Anyways, while the malt was boiling (about 1.33 pounds and 4 cups of water), I started sterilizing the growler and other equipment. I wasn't paying adequate attention to my antique stove and a boil over ensued. Bran flakes? No thanks. You can imagine the anger this awakened in me as I moved the pot off of the heat. However, instead of letting the rage engulf me, I decided to pop open a giant bottle of Belgium Tripel. Feeling the pressure of the cork pushing up as I eased it out of the bottle and seeing the icy steam pour out of the bottle was more calming than a back massage after a long flight. I knew this couldn't go wrong.

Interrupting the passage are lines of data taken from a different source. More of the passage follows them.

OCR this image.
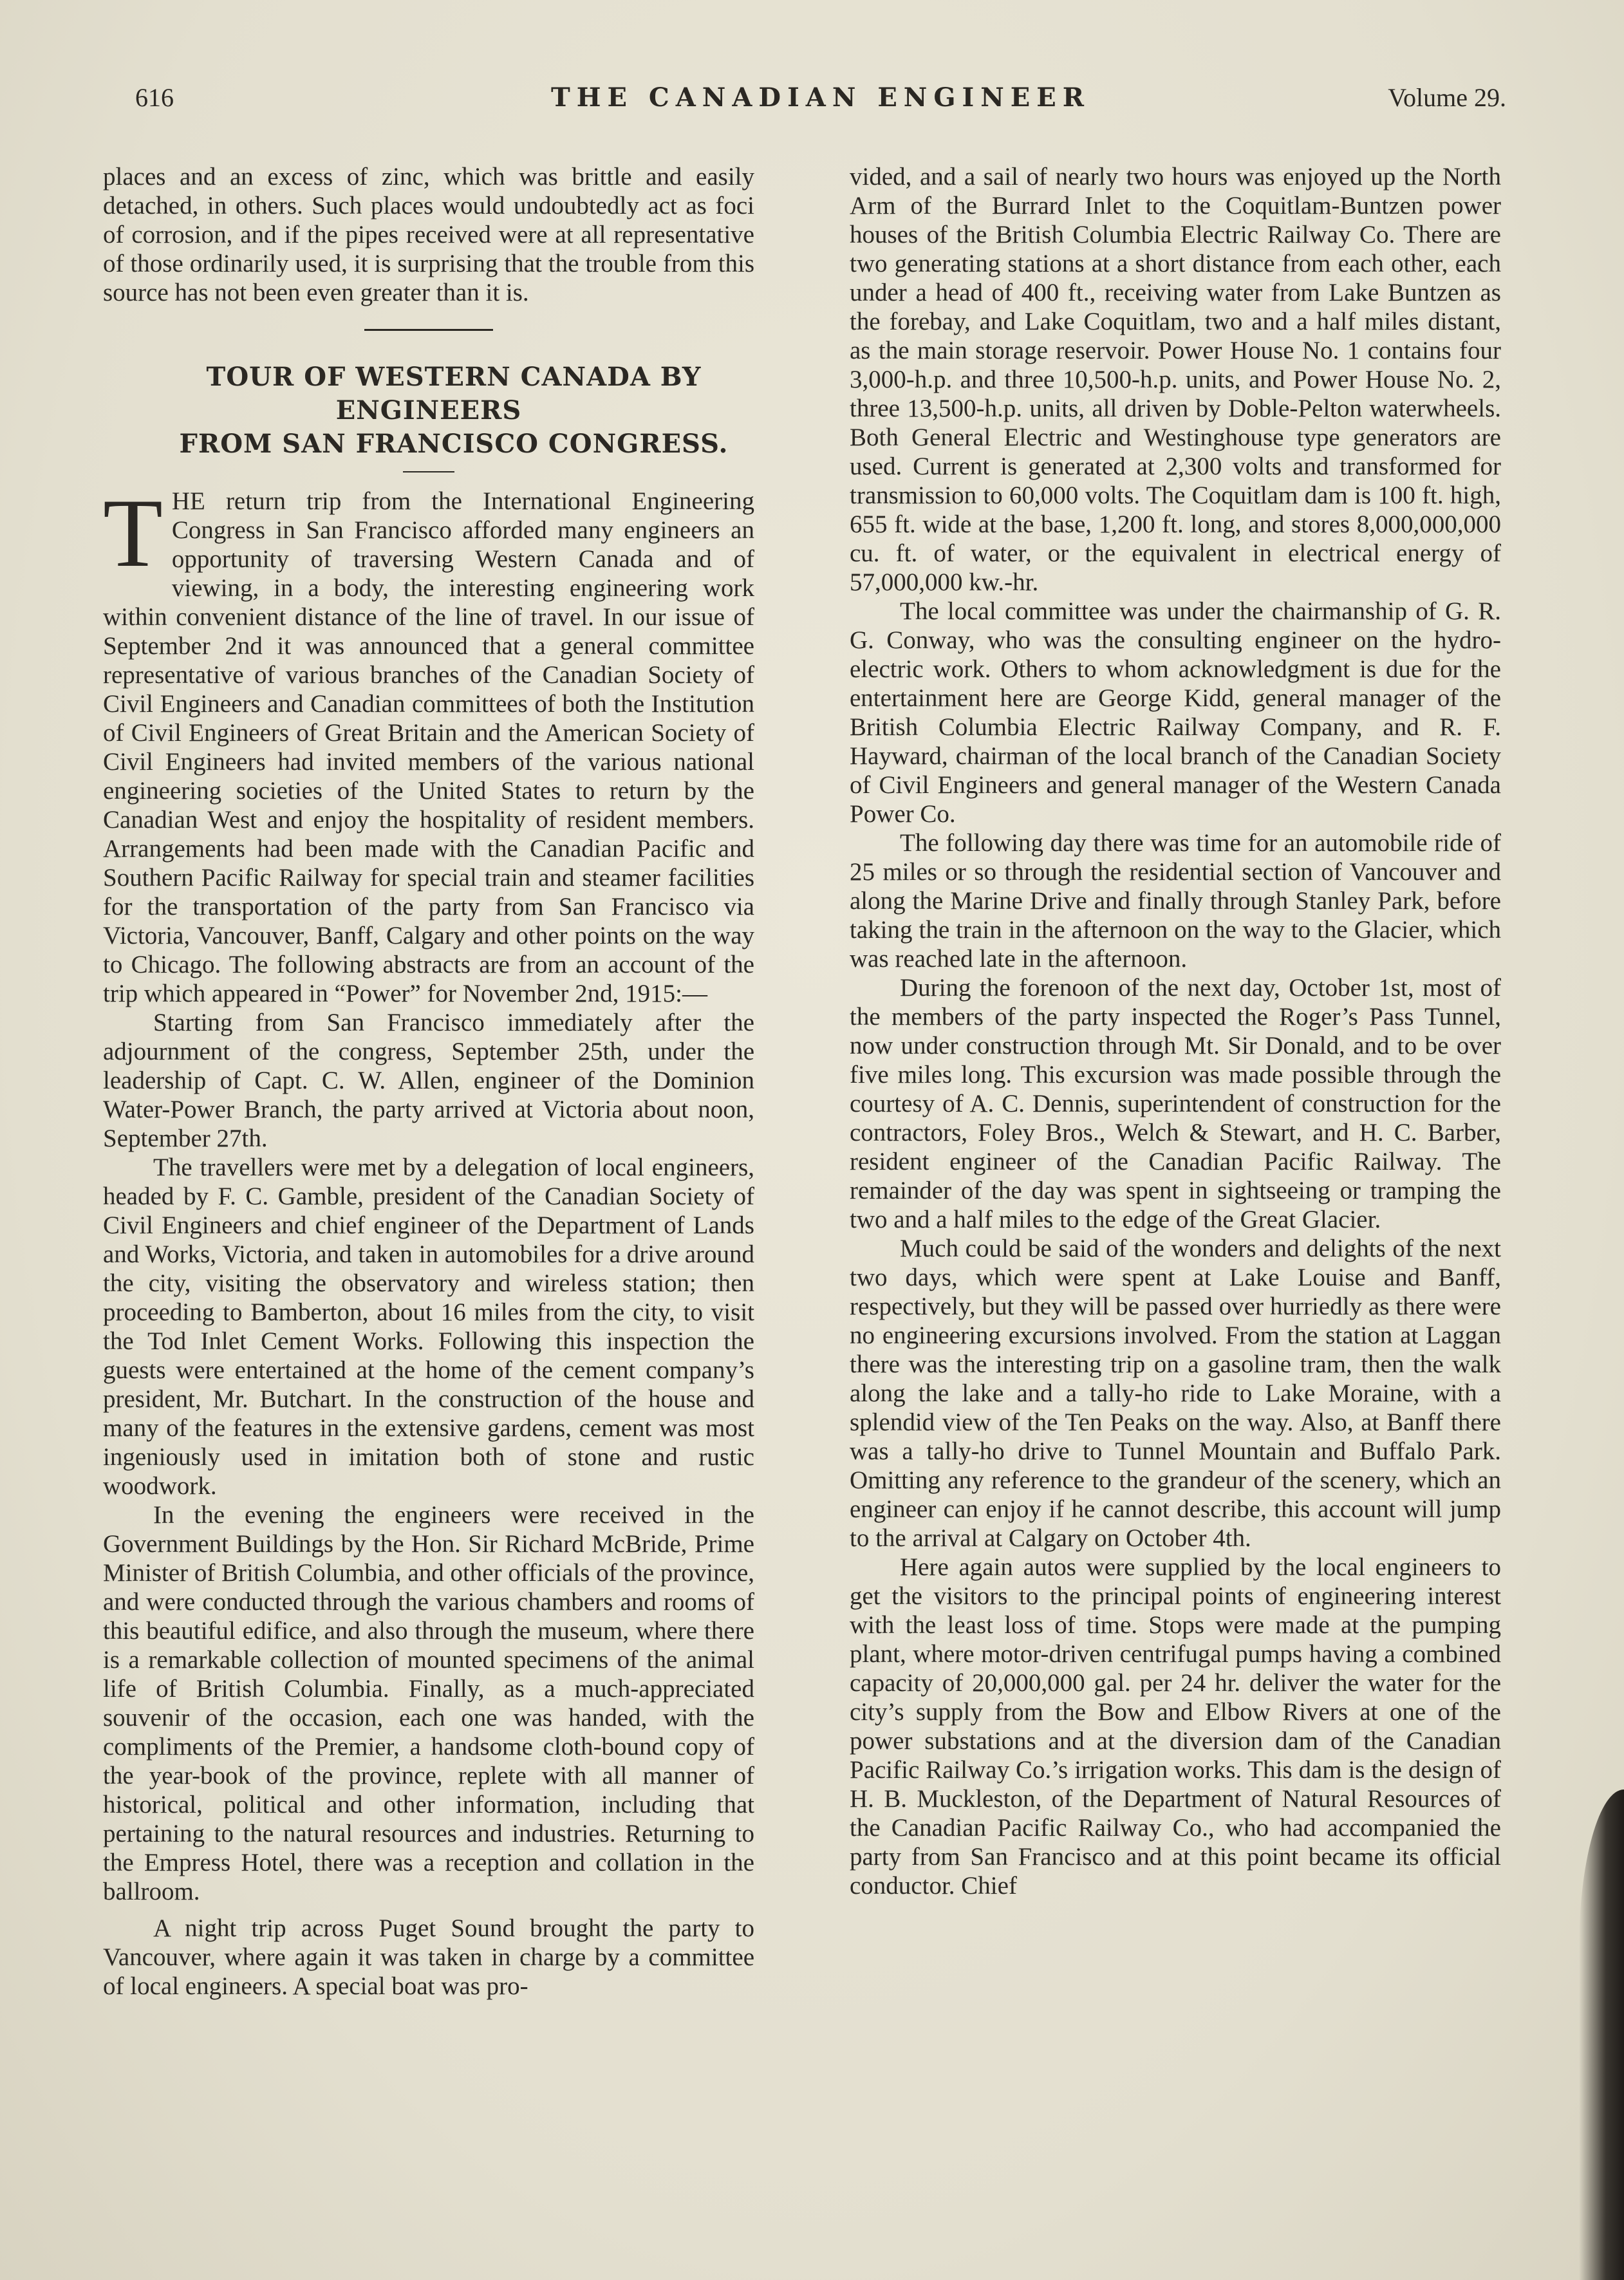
616	THE CANADIAN ENGINEER	Volume 29.

places and an excess of zinc, which was brittle and easily detached, in others. Such places would undoubtedly act as foci of corrosion, and if the pipes received were at all representative of those ordinarily used, it is surprising that the trouble from this source has not been even greater than it is.

TOUR OF WESTERN CANADA BY ENGINEERS

FROM SAN FRANCISCO CONGRESS.

THE return trip from the International Engineering Congress in San Francisco afforded many engineers an opportunity of traversing Western Canada and of viewing, in a body, the interesting engineering work within convenient distance of the line of travel. In our issue of September 2nd it was announced that a general committee representative of various branches of the Canadian Society of Civil Engineers and Canadian committees of both the Institution of Civil Engineers of Great Britain and the American Society of Civil Engineers had invited members of the various national engineering societies of the United States to return by the Canadian West and enjoy the hospitality of resident members. Arrangements had been made with the Canadian Pacific and Southern Pacific Railway for special train and steamer facilities for the transportation of the party from San Francisco via Victoria, Vancouver, Banff, Calgary and other points on the way to Chicago. The following abstracts are from an account of the trip which appeared in “Power” for November 2nd, 1915:—

Starting from San Francisco immediately after the adjournment of the congress, September 25th, under the leadership of Capt. C. W. Allen, engineer of the Dominion Water-Power Branch, the party arrived at Victoria about noon, September 27th.

The travellers were met by a delegation of local engineers, headed by F. C. Gamble, president of the Canadian Society of Civil Engineers and chief engineer of the Department of Lands and Works, Victoria, and taken in automobiles for a drive around the city, visiting the observatory and wireless station; then proceeding to Bamberton, about 16 miles from the city, to visit the Tod Inlet Cement Works. Following this inspection the guests were entertained at the home of the cement company’s president, Mr. Butchart. In the construction of the house and many of the features in the extensive gardens, cement was most ingeniously used in imitation both of stone and rustic woodwork.

In the evening the engineers were received in the Government Buildings by the Hon. Sir Richard McBride, Prime Minister of British Columbia, and other officials of the province, and were conducted through the various chambers and rooms of this beautiful edifice, and also through the museum, where there is a remarkable collection of mounted specimens of the animal life of British Columbia. Finally, as a much-appreciated souvenir of the occasion, each one was handed, with the compliments of the Premier, a handsome cloth-bound copy of the year-book of the province, replete with all manner of historical, political and other information, including that pertaining to the natural resources and industries. Returning to the Empress Hotel, there was a reception and collation in the ballroom.

A night trip across Puget Sound brought the party to Vancouver, where again it was taken in charge by a committee of local engineers. A special boat was pro-

vided, and a sail of nearly two hours was enjoyed up the North Arm of the Burrard Inlet to the Coquitlam-Buntzen power houses of the British Columbia Electric Railway Co. There are two generating stations at a short distance from each other, each under a head of 400 ft., receiving water from Lake Buntzen as the forebay, and Lake Coquitlam, two and a half miles distant, as the main storage reservoir. Power House No. 1 contains four 3,000-h.p. and three 10,500-h.p. units, and Power House No. 2, three 13,500-h.p. units, all driven by Doble-Pelton waterwheels. Both General Electric and Westinghouse type generators are used. Current is generated at 2,300 volts and transformed for transmission to 60,000 volts. The Coquitlam dam is 100 ft. high, 655 ft. wide at the base, 1,200 ft. long, and stores 8,000,000,000 cu. ft. of water, or the equivalent in electrical energy of 57,000,000 kw.-hr.

The local committee was under the chairmanship of G. R. G. Conway, who was the consulting engineer on the hydro-electric work. Others to whom acknowledgment is due for the entertainment here are George Kidd, general manager of the British Columbia Electric Railway Company, and R. F. Hayward, chairman of the local branch of the Canadian Society of Civil Engineers and general manager of the Western Canada Power Co.

The following day there was time for an automobile ride of 25 miles or so through the residential section of Vancouver and along the Marine Drive and finally through Stanley Park, before taking the train in the afternoon on the way to the Glacier, which was reached late in the afternoon.

During the forenoon of the next day, October 1st, most of the members of the party inspected the Roger’s Pass Tunnel, now under construction through Mt. Sir Donald, and to be over five miles long. This excursion was made possible through the courtesy of A. C. Dennis, superintendent of construction for the contractors, Foley Bros., Welch & Stewart, and H. C. Barber, resident engineer of the Canadian Pacific Railway. The remainder of the day was spent in sightseeing or tramping the two and a half miles to the edge of the Great Glacier.

Much could be said of the wonders and delights of the next two days, which were spent at Lake Louise and Banff, respectively, but they will be passed over hurriedly as there were no engineering excursions involved. From the station at Laggan there was the interesting trip on a gasoline tram, then the walk along the lake and a tally-ho ride to Lake Moraine, with a splendid view of the Ten Peaks on the way. Also, at Banff there was a tally-ho drive to Tunnel Mountain and Buffalo Park. Omitting any reference to the grandeur of the scenery, which an engineer can enjoy if he cannot describe, this account will jump to the arrival at Calgary on October 4th.

Here again autos were supplied by the local engineers to get the visitors to the principal points of engineering interest with the least loss of time. Stops were made at the pumping plant, where motor-driven centrifugal pumps having a combined capacity of 20,000,000 gal. per 24 hr. deliver the water for the city’s supply from the Bow and Elbow Rivers at one of the power substations and at the diversion dam of the Canadian Pacific Railway Co.’s irrigation works. This dam is the design of H. B. Muckleston, of the Department of Natural Resources of the Canadian Pacific Railway Co., who had accompanied the party from San Francisco and at this point became its official conductor. Chief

The beer poured beautifully, Golden yellow and clear with a thin and quickly dissipating head. The shiny clearness of the beer is a surprise in a yeasty beer (believe me, the angelic reflections on the bottle and glass in the picture were not wasted on me). And yeasty it is. I am still sipping some as I type. The nose is all yeast with slight hints of malt. I opened it about 5 minutes after pouring a Wyeast smack pack into a starter. So the smell was either a 5 minute time machine, or it was very yeasty. The smell scared me off at first, since I wanted something more comforting and familiar. I am now realizing that Belgian Tripels are comforting and familiar to me. Who needs hops? Ok, I do, but not tonight. This beer was a bit much at first, a very full body and heavy yeasty taste and smell. It's not super refined, somewhat bready yeast character, but there are still some spicy, not fruity, yeasties. I was a bit overwhelmed by it at first, but it soon became enjoyable. Its a little different, a beer that is very focused on yeast, but not focused on the kind of yeast character that is usually spotlighted. I thought it was too heavy at first and it stood spectator as I engulfed a Korean barbecued pork chop with white rice, but I discovered a different beer after my meal. A very enjoyable mild tripel with a focus on yeast, but a mild yeast. A beautiful color and a perfect amount of carbonation. A nose that complemented the smell and didn't hide any surprises. Overall an extremely enjoyable beer that I could enjoy very often, but for the price, it's not something that makes me say "wow." It's a good time, but not a band that makes me go "how does he do that?"

7 Steve Martins playing bluegrass on Austin City Limits out of 10.